Yvette Holder   yvetteholder@att.net
Mrs. Holder has been a practicing biostatistician for the past thirty-four years, and an injury epidemiologist for the past twenty-five, having worked with the Pan American Health Organization (PAHO/WHO), the National Center for Injury Prevention and Control of the Centers for Disease Control and Prevention (CDC/NCIPC), and now as an international consultant. She was the lead author of the WHO Injury Surveillance Guidelines and of the Manual for Coordinated Violence & Injury Surveillance in the Eastern Caribbean, of a chapter in the WHO Manual promoting helmet use, co-author of the Poisoning Chapter of the WHO Child Injury Report, and has been involved in the development of the International Classification of External Cause of Injuries (ICECI), especially the violence module. In addition, she has worked in the design, establishment, monitoring and/or evaluation of injury surveillance systems globally.

Richard Matzopoulos    richard.matzopoulos@uct.ac.za
Richard Matzopoulos is an epidemiologist and specialist scientist at the Medical Research Council of South Africa’s Burden of Disease Research Unit. He is also an Honorary Research Associate at the University of Cape Town’s School of Public Health and Family Medicine and Chairs the Injury Prevention Working Group, a transversal structure within the Western Cape Government that seeks to reduce the burden of injury in the province by focusing on interventions that targeting upstream determinants. Surveillance activities related to this working group include the institutionalization of an all-cause injury mortality surveillance system throughout the province and the development of a trauma unit-based non-fatal-injury surveillance system.
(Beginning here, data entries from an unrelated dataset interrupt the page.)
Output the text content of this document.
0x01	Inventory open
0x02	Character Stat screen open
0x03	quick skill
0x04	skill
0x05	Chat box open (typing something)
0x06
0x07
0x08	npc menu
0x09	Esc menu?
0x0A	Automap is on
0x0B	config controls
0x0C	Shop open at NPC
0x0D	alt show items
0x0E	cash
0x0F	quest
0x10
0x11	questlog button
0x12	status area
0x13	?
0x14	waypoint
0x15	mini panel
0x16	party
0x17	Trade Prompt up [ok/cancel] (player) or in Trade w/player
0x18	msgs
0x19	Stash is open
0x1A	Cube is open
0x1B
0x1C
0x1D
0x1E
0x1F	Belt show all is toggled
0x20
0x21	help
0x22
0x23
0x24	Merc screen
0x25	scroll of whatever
Prevention activities have centered on policy and interventions relating to alcohol abuse and long-term intersectoral engagement to address more distal causes of violence and injuries.

Kirsten Vallmuur   k.vallmuur@qut.edu.au
Kirsten Vallmuur is a Principal Research Fellow at the Centre for Accident Research and Road Safety Queensland (CARRS-Q), a road safety and injury prevention research centre based at the Queensland University of Technology. Before joining CARRS-Q, Kirsten was a Senior Research Fellow and Deputy Director of the National Centre for Health Information and Training, a key collaborating centre involved in the development, training and evaluation of ICD coded data internationally. Kirsten has a PhD in Psychology, and expertise in the evaluation and analysis of the quality of coded injury data and data linkage, especially morbidity and mortality data. Her research focuses particularly on the quality of injury surveillance data for child and youth issues, including consumer product-related injuries, child maltreatment, alcohol-related injury surveillance, and child mortality data. She is a member of the ICD-11 revision for the injury and external cause chapters, an editorial board member for Injury Prevention, and an executive committee member of the Australian Injury Prevention Network, as well as providing consultancy advice to several State and National government departments in the area of injury surveillance data quality.